Koty z natury polują na mniejsze zwierzęta, gryzonie, płazy, ptaki. Jest to instynkt, z którym nie da się wygrać. Dla wszystkich kotów dzikich, wolno żyjących, jest to sposób pozyskania pokarmu. Dla innych swobodnie opuszczających domowe pielesze forma odreagowania, „rozrywki”, utrzymania formy i zadośćuczynienie potrzebom łowieckim. Z reguły nie kieruje nimi głód.
Swobodnie wychodzące koty zabijają średnio od 14,2 do 38,9 ofiar na 1 hektar powierzchni rocznie. Najwięcej szkód w przyrodzie wyrządzają koty żyjące w zurbanizowanych siedliskach, takich jak osiedla.
– Ponieważ głównym pożywieniem kotów domowych jest podawana przez właścicieli karma, nie są one głodne, więc dziennie zabijają mniej ofiar niż dzikie drapieżniki. Jednak ponieważ terytoria kotów są mocno ograniczone – do około kilkuset metrów wokół domu – polowania stają się bardzo skoncentrowane, a przez to rośnie ich znaczenie dla lokalnych populacji
– mówi dr Ronald Kay z North Carolina State University.
Poglądy na temat wpływu kotów na otaczającą je przyrodę są bardzo podzielone. Organizacje zajmujące się ochroną przyrody biją na alarm i uważają za konieczne ograniczenie swobody kotom.

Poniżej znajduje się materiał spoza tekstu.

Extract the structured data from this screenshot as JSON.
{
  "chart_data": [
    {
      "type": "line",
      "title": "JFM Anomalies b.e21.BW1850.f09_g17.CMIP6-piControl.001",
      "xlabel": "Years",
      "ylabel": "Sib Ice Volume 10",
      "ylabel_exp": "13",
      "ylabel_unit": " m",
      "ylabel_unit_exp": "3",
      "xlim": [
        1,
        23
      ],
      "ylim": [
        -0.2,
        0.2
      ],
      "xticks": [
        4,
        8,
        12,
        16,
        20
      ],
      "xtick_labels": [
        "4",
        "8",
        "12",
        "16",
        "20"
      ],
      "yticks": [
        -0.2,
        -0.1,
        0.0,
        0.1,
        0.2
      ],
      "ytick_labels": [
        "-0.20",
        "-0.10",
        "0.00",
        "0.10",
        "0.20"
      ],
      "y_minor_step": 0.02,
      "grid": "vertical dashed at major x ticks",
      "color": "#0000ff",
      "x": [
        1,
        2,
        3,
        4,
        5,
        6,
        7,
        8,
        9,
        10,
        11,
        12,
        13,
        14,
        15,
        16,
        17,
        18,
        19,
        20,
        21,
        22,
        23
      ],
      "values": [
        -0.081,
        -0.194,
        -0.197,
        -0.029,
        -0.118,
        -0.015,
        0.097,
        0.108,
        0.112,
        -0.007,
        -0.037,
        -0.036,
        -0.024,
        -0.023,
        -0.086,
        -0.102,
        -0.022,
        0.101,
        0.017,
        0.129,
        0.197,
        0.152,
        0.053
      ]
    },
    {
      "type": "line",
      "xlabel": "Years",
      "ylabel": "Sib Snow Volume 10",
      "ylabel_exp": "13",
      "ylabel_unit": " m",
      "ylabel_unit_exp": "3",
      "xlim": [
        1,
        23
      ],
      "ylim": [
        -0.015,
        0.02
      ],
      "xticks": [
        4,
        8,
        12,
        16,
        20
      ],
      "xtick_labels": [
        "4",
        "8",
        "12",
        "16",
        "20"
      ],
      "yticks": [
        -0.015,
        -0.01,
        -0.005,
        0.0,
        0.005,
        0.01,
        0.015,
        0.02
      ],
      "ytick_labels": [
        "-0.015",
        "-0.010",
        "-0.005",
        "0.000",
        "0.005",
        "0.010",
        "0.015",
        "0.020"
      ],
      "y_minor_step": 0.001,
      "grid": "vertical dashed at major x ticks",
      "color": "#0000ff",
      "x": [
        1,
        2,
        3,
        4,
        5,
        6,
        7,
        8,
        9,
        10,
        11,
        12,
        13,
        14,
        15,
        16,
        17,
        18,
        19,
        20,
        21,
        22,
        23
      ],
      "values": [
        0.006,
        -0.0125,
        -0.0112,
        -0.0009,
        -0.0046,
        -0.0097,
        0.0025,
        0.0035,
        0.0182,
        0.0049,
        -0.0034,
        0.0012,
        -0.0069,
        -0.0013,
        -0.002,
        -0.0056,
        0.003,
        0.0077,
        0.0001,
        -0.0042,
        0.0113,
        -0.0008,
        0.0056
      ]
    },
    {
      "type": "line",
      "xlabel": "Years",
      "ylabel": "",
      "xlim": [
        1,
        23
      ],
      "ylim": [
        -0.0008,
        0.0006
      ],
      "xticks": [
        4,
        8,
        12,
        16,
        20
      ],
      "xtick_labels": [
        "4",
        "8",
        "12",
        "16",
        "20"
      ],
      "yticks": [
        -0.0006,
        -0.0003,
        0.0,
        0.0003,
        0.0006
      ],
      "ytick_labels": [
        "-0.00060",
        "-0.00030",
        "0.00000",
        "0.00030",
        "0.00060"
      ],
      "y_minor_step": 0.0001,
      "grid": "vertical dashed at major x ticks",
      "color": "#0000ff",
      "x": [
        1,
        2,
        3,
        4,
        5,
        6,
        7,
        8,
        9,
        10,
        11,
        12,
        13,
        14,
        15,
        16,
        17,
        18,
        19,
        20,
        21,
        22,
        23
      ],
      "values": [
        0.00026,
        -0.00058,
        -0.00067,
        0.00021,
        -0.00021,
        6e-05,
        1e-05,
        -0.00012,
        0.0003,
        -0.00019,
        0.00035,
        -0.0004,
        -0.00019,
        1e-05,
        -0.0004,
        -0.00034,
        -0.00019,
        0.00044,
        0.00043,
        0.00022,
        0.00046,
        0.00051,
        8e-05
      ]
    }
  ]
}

Część właścicieli kotów czuje się odpowiedzialnymi za „spustoszenie” jakie w najbliższym środowisku czynią ich pupile, ale są też tacy, którzy nie godzą się na ograniczenie kocich swobód i dumnie opowiadają o łowności swojego zwierzęcia.
„Przeprowadzone ostatnio badanie metodologiczne, pozwoliło wyodrębnić pięć charakterystycznych punktów widzenia właścicieli kotów:
- zaniepokojeni opiekunowie – koncentrujący się przede wszystkim na bezpieczeństwie kotów,
- obrońcy wolności – stawiający na niezależność kotów i sprzeciwiający się jakimkolwiek ograniczeniom ich naturalnych zachowań,
- tolerancyjni strażnicy – uważający, że dostęp do środowiska zewnętrznego jest ważny dla kotów, ale niepopierający ich polowań,
- sumienni opiekunowie -czujący się odpowiedzialnymi za szkody, jakie koty wyrządzają polując,
- leseferyści – w dużej mierze nieświadomi problemów związanych z zachowaniami łowieckimi ich pupili”
– czytamy na serwisie PAP „Nauka w Polsce”.
Jedynym możliwym wyjściem z sytuacji wydaje się kompromis polegający na zapewnieniu kotom swobody korzystania ze spacerów na wolności i ochrony drobnej zwierzyny przed nimi. Wydaje się to dość nierealnym zadaniem. Firmy prześcigają się w pomysłach na zaradzenie temu problemowi. Powstają specjalne smycze dla kotów, obroże w ostrzegawczych dla ptaków kolorach czy dzwoneczki przy obrożach. Te ostatnie bardzo krytykowane są przez kocich behawiorystów.
– Odpowiednie interwencje mogą usprawnić działania na rzecz ochrony przyrody, utrzymać dobre samopoczucie kotów, a jednocześnie poprawić relacje między kotem a człowiekiem
– twierdzą brytyjscy naukowcy.
– Szczególnie ważne jest to w przypadku typu: tolerancyjnych strażników i sumiennych opiekunów. W tych dwóch grupach wyjątkowo ważne jest zmniejszenie wewnętrznego konfliktu, jaki rodzi się, kiedy zwierzę, które kochamy poluje na inne gatunki, na których także nam zależy
– czytamy na Naukawpolsce.pl
Pamiętajmy, koty to koty, za to je lubimy i nie możemy liczyć, że za pomocą zaklęć ich natura ulegnie zmianie.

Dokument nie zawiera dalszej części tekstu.